I and the Village is a dark coming-of-age story that explores the actions of a young girl, an outsider in her small American town, who breaks under the strain of underachieved orthodoxy and enters into an armed battle against society. Written by Silva Semerciyan, the play first premiered in London in 2015, but has yet to be produced in the U.S. The RTC production at the Community Arts Workshop this weekend (November 1st and 2nd) will be the play's American debut. "(It) asks us to examine our society's reaction to non-conformity and people who are different," says RTC actor Lucan Nelson. "It also asks open questions about America's casual gun use. Any American community will see themselves in this script."

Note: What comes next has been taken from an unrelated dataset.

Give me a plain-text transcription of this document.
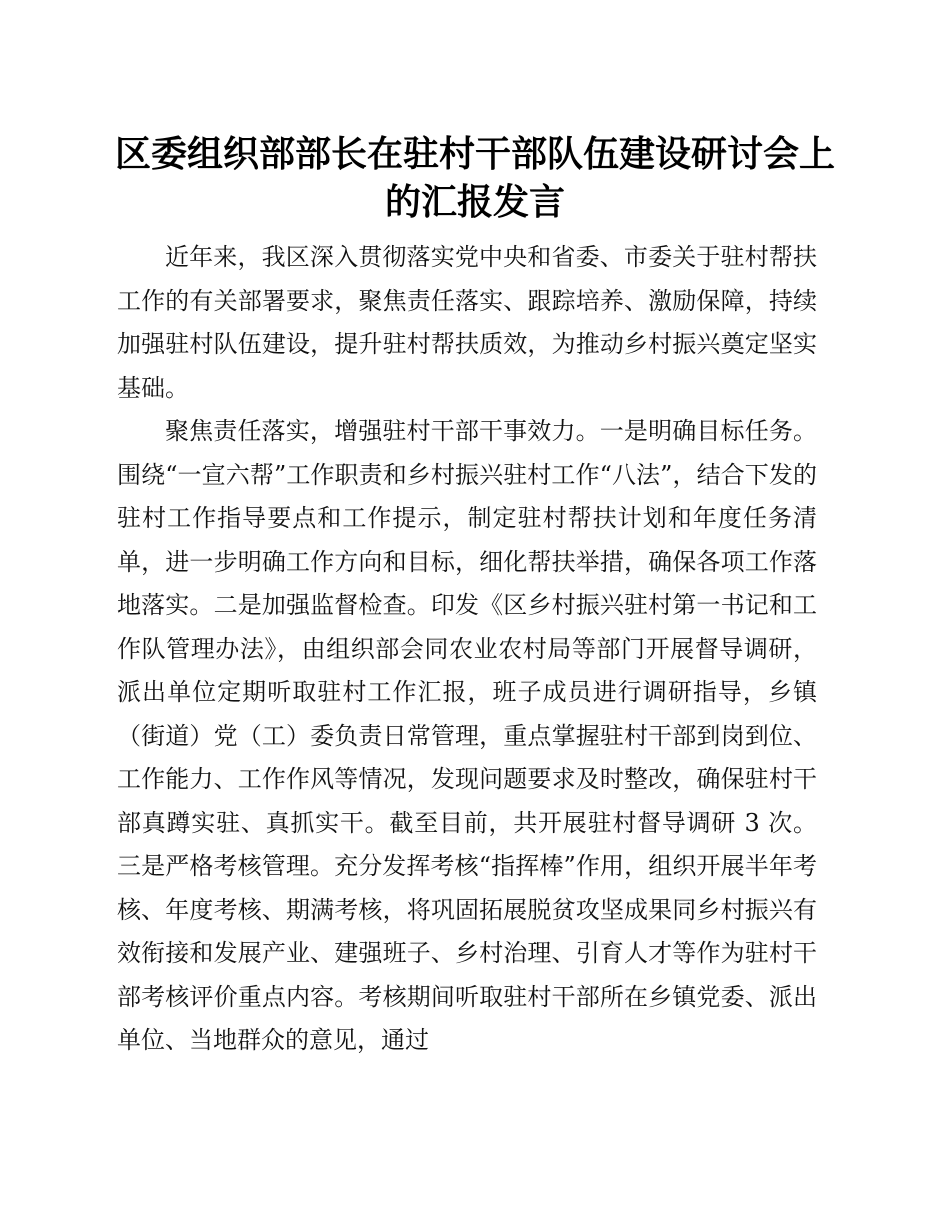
区委组织部部长在驻村干部队伍建设研讨会上的汇报发言

近年来，我区深入贯彻落实党中央和省委、市委关于驻村帮扶工作的有关部署要求，聚焦责任落实、跟踪培养、激励保障，持续加强驻村队伍建设，提升驻村帮扶质效，为推动乡村振兴奠定坚实基础。

聚焦责任落实，增强驻村干部干事效力。一是明确目标任务。围绕“一宣六帮”工作职责和乡村振兴驻村工作“八法”，结合下发的驻村工作指导要点和工作提示，制定驻村帮扶计划和年度任务清单，进一步明确工作方向和目标，细化帮扶举措，确保各项工作落地落实。二是加强监督检查。印发《区乡村振兴驻村第一书记和工作队管理办法》，由组织部会同农业农村局等部门开展督导调研，派出单位定期听取驻村工作汇报，班子成员进行调研指导，乡镇（街道）党（工）委负责日常管理，重点掌握驻村干部到岗到位、工作能力、工作作风等情况，发现问题要求及时整改，确保驻村干部真蹲实驻、真抓实干。截至目前，共开展驻村督导调研 3 次。三是严格考核管理。充分发挥考核“指挥棒”作用，组织开展半年考核、年度考核、期满考核，将巩固拓展脱贫攻坚成果同乡村振兴有效衔接和发展产业、建强班子、乡村治理、引育人才等作为驻村干部考核评价重点内容。考核期间听取驻村干部所在乡镇党委、派出单位、当地群众的意见，通过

Roaming Theatre Collaborative's artistic mission is to produce new and fringe works in alternative spaces. The reading, directed by Katie Williams, will utilize a minimalistic aesthetic to focus on the full dramatic realization of characters and the upsetting relatability of their situation. Art can change the future by inspiring action in the present, and the intention of this workshop is not only to provide audiences with a powerful storytelling experience, but to also start a dialogue to motivate change. "We want to have a conversation not just about guns," says producer Luz Lorenzana Twigg, "but about the conditions that allows gun violence to happen."
I and the Village
by Silva Semerciyan
directed by Katie Williams
November 1st and 2nd at 7 pm
CAW-the COMMUNITY ARTS WORKSHOP
Featuring: Felicia Hall, Eva Holliday, Karen Baltzley, Lucas James Nelson, Spencer J. Frederick, and Katelin Curtis.